Having amassed a fortune (one of the wealthiest ‘nabobs’ contemporary rumours stated that he returned with £400,000), Barwell retired to Sussex and purchased Stanstead Park as his main seat.[2] He purchased additional land and property in this area as well as a house in St. James' Square, London. He became MP for Helston 1781-1784, St. Ives 1784-1790 and Fort Winchelsea 1790-1796.

This portrait by the brilliant and prolific artist George Engleheart capture’s Barwell’s ‘easy and pleasant’ disposition, giving the sitter a slight smile.[3] The miniature may have been painted the year after he married his second wife, Catherine Coffin of Boston, Massachusetts (a ‘Capt’ Barwell is recorded in Engleheart’s fee book of 1786). It seems from a contemporary description of the wedding that Barwell’s new wife was extremely young (he was 44 at the year of their marriage); ‘While I was at Uppark a marriage took place near there that surprized most people. Mr. Barwell, the great East Indian of Stansted, to Miss Coffin, a very pretty little girl not 16, of American extraction.’ [4]

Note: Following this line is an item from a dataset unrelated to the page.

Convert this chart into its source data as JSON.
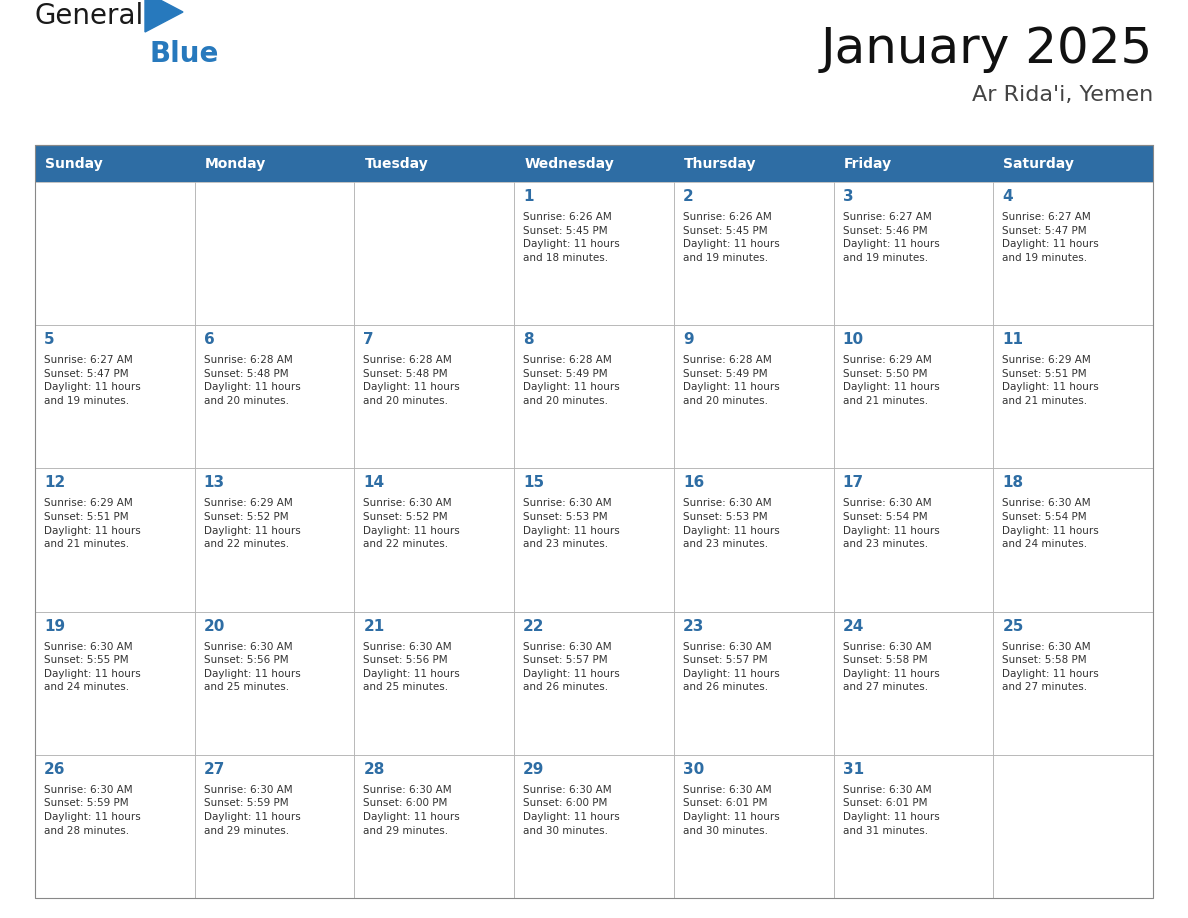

Barwell had ten children with his second wife and two with his first (Elizabeth Sanderson, who had died of fever in India at the age of twenty-three). He was also well-known for keeping a mistress, Rebecca Lyne, with whom he had four children. The same observer notes ‘he kept a very beautiful mistress close to his park, by whom he has several children, and till very lately he declared most strongly against matrimony. He seems a good-natured man, but the mogul prevails strongly, I think, in his way of life and conversation.’.[5] Rebecca was immortalised in a painting by Sir Joshua Reynolds, entitled ‘Mrs Seaforth and child’ (dated 1787), now in the Lady Lever Art Gallery (Port Sunlight). Barwell himself was painted by Reynolds, who had taught Engleheart, in his library, with his eldest son, also called Richard.[6]


[1] Published anonymously, the author was later revealed as Henry F. Thompson.

[2] Bought from the earl of Halifax for £102,500 in 1781

[3] L. Sulivan, 6 Jan. 1780, Bodl. ms. Eng, Hist. C271, f. 37.

[4] Dear Miss Heber, ed. Bamford, 18.

[5] Ibid.

[6] J. Reynolds, oils, 1780–81; Christies, 17 April 1964, lot 48.